We can do this with geometry nodes, with a few tricks involved. We'll start with an no-subdiv icosphere like you have. We have no custom normals on this (we'll get to those in a bit.) We'll start with face normals.

There's actually more than one kind of face normal in Blender. Because quads and ngons can be non-planar, they can have their own face normals that are different than their triangulated normals. Here, I'm assuming you want the triangulated face normals, and we're starting by triangulating the mesh (even though in the case of our icosphere, it's already triangulated.) The nodes are pretty simple; we just turn our faces to points, align with the nearest normal, and instance our arrow mesh. Testing it out, the domain of "face" normals seems to be set by choosing "faces" in the mesh-to-points node.
We'll group that and move on to vertex normals. It wouldn't make any sense to show vertex normals in the middle of our faces; the interpolated vertex normal there is (right now) the same as the face normal. So instead, we'll instance these onto the vertices:

You can see this is roughly the same structure, except we're instancing on our vertices, making it point domain data.
Custom normals are where we have to get tricky. First, of course, we're going to need an arrow for every face-corner; additionally, there's little GN support for direct use of custom normals, so we'll have to hack it.
Rather than instancing on our previous object, I'm going to make a linked duplicate, autosmooth it, and then start from scratch with modifiers:

So what are we doing here?
Edge splitting all edges creates a unique vertex for every face-corner, which can receive its own custom normal and can spawn a new instance;
Our data transfer modifier creates the face-corner custom normals (it can target a hidden copy of the mesh if you'd like). Here, I'm copying normals from the wireframe Suzanne;
We make an attribute to back up our current position;
We do a constant displacement in the direction of custom normals.
At this point, we can find the custom normal of the vertex very easily, by simply subtracting its position from its old position (it's a unit-length displacement). We can also restore our original position very easily.

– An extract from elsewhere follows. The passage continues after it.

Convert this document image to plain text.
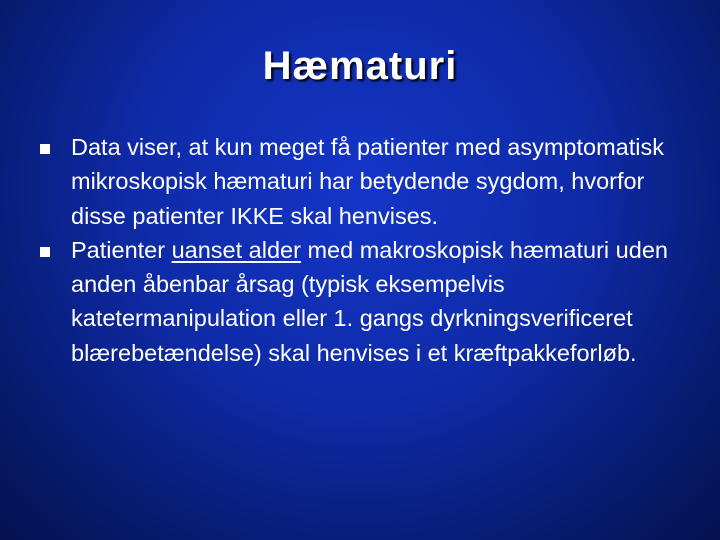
Hæmaturi
Data viser, at kun meget få patienter med asymptomatisk mikroskopisk hæmaturi har betydende sygdom, hvorfor disse patienter IKKE skal henvises.
Patienter uanset alder med makroskopisk hæmaturi uden anden åbenbar årsag (typisk eksempelvis katetermanipulation eller 1. gangs dyrkningsverificeret blærebetændelse) skal henvises i et kræftpakkeforløb.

Shown with other object at the same time. We're figuring out our custom normal by subtract posBack from position rather than using a Normal node. Note that we're transforming our instances by -1 in their Z axis to counteract our displacement. Otherwise, this is the same thing as our vertex normals. We're not joining to our original geometry, just outputting the arrows, because we intend to use this object in conjunction with our other object, and because our original geometry is no longer much like the icosphere with which we started :)
Finally, we can enable cage display on all modifiers, parent both the source of our custom normals and our custom normal display to our object that displays face and vertex normals, and we can make any edits to the original object (or, to our source of normals) to see them displayed, in real time:


In your question's image, you're using 3 arrows for each normal. We could easily use a set of 3 arrows instead of a single one for each instance. However, what we can't do, is align those with a UV tangent vector. So we can't use this to, for example, demonstrate tangent space. It would be nice if there was some way to get UV tangents into geometry nodes, but that's life.